Mildrette Netter

Personal information
- Born: June 16, 1948 (age 78) Rosedale, Mississippi, U.S.

Medal record
Women's athletics
Representing the United States
Olympic Games
| Gold medal – first place | 1968 Mexico City | 4 × 100 metre relay |

= Mildrette Netter =

American athlete (born 1948)

Mildrette Netter (born June 16, 1948, in Rosedale, Mississippi) is an American athlete who competed mainly in the 100 meters. She competed for the United States in the 1968 Summer Olympics held in Mexico City, Mexico in the 4 × 100 meters where she won the gold medal with her teammates Barbara Ferrell, Margaret Bailes, and Wyomia Tyus. The relay Netter was a part of set the world record with a time of 42.88. Netter also competed in the 1972 Olympics.

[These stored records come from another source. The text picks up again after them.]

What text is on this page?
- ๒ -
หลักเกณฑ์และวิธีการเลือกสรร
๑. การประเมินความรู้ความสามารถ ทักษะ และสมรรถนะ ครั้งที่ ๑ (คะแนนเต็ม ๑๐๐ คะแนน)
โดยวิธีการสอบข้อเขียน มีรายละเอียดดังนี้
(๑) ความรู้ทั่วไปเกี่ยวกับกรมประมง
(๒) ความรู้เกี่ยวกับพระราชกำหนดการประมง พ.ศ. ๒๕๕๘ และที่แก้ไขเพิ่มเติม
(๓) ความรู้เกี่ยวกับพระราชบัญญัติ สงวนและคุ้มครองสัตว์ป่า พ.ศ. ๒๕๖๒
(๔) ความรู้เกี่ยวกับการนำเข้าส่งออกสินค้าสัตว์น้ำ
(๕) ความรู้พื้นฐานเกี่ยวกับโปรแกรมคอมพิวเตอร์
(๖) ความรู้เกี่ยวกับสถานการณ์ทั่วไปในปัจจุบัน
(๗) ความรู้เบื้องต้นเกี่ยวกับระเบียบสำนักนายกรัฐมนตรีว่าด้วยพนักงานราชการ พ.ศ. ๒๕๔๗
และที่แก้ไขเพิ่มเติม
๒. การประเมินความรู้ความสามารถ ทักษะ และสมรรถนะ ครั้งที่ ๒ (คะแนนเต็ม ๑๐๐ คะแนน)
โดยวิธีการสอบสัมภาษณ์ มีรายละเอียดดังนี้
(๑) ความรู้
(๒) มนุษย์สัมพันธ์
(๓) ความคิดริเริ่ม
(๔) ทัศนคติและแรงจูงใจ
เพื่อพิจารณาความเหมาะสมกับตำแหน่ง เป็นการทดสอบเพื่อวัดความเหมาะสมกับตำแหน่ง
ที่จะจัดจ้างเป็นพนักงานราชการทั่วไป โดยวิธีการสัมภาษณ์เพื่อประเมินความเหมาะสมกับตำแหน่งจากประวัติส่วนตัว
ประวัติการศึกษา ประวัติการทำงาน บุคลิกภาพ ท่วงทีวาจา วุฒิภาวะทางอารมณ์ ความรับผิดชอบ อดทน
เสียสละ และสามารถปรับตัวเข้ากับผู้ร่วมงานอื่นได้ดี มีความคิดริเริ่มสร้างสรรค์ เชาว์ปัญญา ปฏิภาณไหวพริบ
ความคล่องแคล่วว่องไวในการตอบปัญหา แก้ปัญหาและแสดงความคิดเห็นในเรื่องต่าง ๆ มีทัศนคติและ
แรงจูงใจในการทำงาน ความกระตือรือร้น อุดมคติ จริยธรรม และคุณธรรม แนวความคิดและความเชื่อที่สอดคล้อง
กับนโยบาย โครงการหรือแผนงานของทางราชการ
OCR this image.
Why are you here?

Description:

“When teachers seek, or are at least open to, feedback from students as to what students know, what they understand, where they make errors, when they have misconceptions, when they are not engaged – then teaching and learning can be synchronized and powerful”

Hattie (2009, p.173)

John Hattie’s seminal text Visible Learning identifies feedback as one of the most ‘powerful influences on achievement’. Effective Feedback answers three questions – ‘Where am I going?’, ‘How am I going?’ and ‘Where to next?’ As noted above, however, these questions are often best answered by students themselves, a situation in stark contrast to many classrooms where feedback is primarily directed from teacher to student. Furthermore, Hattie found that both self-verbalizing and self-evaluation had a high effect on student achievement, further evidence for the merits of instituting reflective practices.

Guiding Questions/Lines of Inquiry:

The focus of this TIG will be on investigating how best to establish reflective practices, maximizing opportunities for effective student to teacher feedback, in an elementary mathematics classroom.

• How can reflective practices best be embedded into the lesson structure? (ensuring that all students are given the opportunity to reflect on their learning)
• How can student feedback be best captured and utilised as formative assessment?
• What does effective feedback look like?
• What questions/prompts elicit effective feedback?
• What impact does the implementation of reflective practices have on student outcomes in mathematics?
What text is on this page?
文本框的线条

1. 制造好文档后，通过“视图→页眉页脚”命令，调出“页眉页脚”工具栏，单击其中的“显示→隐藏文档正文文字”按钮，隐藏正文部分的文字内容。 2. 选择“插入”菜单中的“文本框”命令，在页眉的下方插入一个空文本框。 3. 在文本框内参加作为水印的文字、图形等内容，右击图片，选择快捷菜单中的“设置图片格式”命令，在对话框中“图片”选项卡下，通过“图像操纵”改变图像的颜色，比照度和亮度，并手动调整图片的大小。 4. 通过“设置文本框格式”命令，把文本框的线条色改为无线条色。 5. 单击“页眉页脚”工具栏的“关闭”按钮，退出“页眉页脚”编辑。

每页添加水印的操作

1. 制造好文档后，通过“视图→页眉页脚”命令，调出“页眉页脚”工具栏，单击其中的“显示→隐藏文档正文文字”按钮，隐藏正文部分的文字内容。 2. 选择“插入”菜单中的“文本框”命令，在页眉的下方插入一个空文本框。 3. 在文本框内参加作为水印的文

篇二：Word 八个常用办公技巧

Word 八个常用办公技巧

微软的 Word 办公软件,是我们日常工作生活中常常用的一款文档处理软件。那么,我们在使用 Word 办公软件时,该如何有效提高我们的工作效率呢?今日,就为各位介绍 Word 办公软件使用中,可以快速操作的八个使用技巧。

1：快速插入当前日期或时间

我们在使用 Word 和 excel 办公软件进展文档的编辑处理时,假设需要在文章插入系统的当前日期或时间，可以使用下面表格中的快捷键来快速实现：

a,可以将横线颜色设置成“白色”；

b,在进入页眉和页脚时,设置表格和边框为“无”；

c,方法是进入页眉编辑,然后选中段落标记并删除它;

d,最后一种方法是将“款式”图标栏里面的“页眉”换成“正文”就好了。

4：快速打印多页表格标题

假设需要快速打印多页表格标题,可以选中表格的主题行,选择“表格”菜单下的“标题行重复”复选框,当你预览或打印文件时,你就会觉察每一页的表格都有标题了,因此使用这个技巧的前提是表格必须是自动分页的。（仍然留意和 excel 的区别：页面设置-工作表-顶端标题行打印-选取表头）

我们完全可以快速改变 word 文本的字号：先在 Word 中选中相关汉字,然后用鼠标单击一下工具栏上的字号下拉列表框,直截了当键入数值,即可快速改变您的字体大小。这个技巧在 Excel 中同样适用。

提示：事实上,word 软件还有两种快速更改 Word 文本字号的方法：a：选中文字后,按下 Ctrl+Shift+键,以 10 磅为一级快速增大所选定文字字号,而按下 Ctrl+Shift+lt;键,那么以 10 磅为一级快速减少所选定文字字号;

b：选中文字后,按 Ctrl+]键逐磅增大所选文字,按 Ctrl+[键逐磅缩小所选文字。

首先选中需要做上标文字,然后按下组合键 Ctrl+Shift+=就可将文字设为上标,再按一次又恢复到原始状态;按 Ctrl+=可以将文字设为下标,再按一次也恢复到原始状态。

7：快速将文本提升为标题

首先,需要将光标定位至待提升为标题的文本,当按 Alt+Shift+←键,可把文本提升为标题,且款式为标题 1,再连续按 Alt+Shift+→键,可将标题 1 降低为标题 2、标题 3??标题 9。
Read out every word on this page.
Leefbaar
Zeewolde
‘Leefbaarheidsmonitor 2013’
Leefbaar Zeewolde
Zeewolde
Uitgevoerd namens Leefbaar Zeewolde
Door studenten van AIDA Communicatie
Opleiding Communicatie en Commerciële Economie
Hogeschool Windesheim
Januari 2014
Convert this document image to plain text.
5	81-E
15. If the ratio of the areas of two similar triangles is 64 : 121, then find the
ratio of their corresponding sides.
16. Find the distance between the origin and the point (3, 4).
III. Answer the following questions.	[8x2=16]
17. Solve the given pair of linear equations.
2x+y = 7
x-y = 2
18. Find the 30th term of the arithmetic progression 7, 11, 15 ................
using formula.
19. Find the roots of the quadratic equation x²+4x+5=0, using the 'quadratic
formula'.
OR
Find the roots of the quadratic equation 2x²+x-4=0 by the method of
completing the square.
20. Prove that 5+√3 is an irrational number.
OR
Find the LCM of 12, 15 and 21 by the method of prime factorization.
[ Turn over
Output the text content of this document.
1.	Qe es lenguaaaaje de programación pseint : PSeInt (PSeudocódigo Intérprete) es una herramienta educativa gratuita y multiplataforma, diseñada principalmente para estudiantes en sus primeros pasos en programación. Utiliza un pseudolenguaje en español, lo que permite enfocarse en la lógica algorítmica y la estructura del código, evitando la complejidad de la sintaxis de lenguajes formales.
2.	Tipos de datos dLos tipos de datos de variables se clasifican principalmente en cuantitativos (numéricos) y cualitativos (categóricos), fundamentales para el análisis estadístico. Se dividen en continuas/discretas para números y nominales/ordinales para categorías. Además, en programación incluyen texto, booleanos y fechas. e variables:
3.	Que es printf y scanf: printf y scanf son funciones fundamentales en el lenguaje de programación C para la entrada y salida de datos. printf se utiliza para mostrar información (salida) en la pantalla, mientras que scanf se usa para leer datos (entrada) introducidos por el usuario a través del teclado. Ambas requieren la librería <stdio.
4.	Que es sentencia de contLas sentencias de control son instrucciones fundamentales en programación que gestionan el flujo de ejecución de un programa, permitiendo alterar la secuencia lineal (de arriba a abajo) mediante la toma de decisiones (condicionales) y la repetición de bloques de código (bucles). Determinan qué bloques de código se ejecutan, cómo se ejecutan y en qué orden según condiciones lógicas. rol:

She grew up in Rosedale, Mississippi. She was short. She became the first female Olympic medalist from Mississippi. There were no women's track programs in Mississippi when she graduated from high school and she was denied a scholarship to Tennessee State.

After her gold medal win, Alcorn State established a women's track tram, the first in Mississippi. She married fellow Alcorn alumnus Willie White, Vietnam War veteran.

She is a member of the Rosedale-West Bolivar High School Hall of Fame. The track and field at Alcorn was renamed for her. She is in the Alcorn State Hall of Honor, SWAC Hall of Fame, Alcorn State Athletic Hall of Fame, the Clarksdale/Coahoma Sports Hall of Fame, Bob Hayes Track Hall of Fame, and Mississippi Sports Hall of Fame.